Introduction from Tom Petty (Liner Note)

Heartbreakersはライヴ・バンドであることがいつでも第一だった。バンドの経歴が、スタジオ・アルバムの文脈で語られることは理解できる。それが最もはっきりとした指標であるからだ。しかし、僕たちはステージの上であまりにも多くの時間を過ごしてきた。そこに血が流れているんだ。僕たちがそこで体験するものをとらえる時が来たと、僕は感じた。それは、保管庫を開けて、何千時間もの録音を見直すことを意味した。一瞬、そのとてつもない量に動作が止まってしまった。しかし、そこで見つけたものは、僕たちに興味を与え続けた。僕たちがめぐり合ったいくつもの瞬間が信じられないものだったのだ。
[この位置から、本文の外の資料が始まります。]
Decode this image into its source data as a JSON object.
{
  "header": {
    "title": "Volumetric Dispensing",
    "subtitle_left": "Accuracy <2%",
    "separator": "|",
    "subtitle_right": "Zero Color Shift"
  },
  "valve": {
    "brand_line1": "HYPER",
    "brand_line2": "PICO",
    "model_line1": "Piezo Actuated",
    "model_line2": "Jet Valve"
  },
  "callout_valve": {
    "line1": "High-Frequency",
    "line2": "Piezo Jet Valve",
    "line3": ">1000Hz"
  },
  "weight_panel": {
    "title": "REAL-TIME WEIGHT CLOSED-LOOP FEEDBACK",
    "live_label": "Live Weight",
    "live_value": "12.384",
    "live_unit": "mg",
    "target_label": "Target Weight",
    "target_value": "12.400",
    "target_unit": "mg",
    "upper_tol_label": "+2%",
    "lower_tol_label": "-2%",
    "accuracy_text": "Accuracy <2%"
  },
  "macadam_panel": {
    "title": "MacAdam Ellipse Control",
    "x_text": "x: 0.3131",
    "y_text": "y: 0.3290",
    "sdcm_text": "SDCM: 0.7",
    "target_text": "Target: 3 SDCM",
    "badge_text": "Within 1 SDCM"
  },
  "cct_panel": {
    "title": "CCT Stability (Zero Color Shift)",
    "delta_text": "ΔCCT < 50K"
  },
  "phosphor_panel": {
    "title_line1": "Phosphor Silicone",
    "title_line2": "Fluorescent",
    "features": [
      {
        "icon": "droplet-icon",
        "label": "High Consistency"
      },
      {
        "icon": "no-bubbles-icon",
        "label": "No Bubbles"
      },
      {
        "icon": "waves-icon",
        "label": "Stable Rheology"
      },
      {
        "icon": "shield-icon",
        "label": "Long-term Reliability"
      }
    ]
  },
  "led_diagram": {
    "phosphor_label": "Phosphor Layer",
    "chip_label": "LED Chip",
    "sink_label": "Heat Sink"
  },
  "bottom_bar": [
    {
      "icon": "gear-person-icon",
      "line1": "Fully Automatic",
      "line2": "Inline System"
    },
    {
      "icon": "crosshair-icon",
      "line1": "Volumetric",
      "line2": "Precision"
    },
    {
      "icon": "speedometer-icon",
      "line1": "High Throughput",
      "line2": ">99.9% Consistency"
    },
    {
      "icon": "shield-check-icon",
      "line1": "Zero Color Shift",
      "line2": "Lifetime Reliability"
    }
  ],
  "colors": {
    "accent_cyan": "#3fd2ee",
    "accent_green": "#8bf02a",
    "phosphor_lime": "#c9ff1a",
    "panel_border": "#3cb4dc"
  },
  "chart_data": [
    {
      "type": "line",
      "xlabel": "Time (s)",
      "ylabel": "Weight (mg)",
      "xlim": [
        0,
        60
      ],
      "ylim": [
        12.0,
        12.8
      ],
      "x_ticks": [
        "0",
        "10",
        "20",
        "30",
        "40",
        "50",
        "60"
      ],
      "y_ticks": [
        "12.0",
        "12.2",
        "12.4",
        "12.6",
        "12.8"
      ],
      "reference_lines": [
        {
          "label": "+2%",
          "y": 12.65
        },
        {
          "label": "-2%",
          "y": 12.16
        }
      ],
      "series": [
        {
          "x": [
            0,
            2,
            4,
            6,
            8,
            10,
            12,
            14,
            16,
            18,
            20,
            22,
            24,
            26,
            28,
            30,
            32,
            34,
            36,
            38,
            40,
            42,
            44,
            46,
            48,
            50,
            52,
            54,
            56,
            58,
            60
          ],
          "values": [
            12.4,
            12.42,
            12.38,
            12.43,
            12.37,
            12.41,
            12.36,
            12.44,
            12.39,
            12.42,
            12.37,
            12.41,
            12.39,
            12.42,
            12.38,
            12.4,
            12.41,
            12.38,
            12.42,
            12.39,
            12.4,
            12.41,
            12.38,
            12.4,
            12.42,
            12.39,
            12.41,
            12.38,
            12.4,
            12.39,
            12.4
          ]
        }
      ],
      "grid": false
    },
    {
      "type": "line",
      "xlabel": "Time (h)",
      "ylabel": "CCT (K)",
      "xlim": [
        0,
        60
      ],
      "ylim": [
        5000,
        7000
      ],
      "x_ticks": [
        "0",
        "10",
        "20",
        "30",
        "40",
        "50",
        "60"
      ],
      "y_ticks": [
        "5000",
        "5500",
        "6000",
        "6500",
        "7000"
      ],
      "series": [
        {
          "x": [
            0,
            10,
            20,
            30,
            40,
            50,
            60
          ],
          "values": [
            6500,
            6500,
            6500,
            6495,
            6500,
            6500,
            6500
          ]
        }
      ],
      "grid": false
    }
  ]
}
これらをまとめる過程は、集中的であったにしても、結構明快なものだった。全てを聴いて、最高のものを選んで、何らかの順序をつけて並べることだ。明快ではあったが、決して簡単ではなかった。僕たちは、基準となるいくつかの目安を決めた。第一に、これはグレイテスト・ヒッツのライヴ集(「早いテンポのグレイテスト・ヒッツ」と僕は呼んでる)にしたくないということだ。2つ目に、曲を時系列に並べる考えを捨てたことだ。それよりも、僕たちは音楽的に感動が引き継がれるような、正しいと感じられる順序にこだわった。他のレコードと同じように、まずはムードを考えて曲の順番を決めた。3つ目に、僕たちはどの録音にも手を加えたくなかった。オーバーダビングも修正もなしだ。どんな間違いでもその演奏の一部なんだ。4つ目に、このコレクションは頑張っているバンド、地に足をつけて考えられるバンドのことなんだ。僕たちが時々演奏するカバー曲はHeartbreakersが何者であるか、ヒット曲よりも僕たちが音楽的にどう考えてるかをより明らかにしている。カバー曲は特別な何かを表現し、僕たちはいつも他の全ての曲と同じように真剣に考えてきた。だから、たとえ一部の曲が1回か2回だけ演奏されてセットリストから消えた曲であったとしても、多くのカバー曲を入れることを恥ずかしいとは思わなかった。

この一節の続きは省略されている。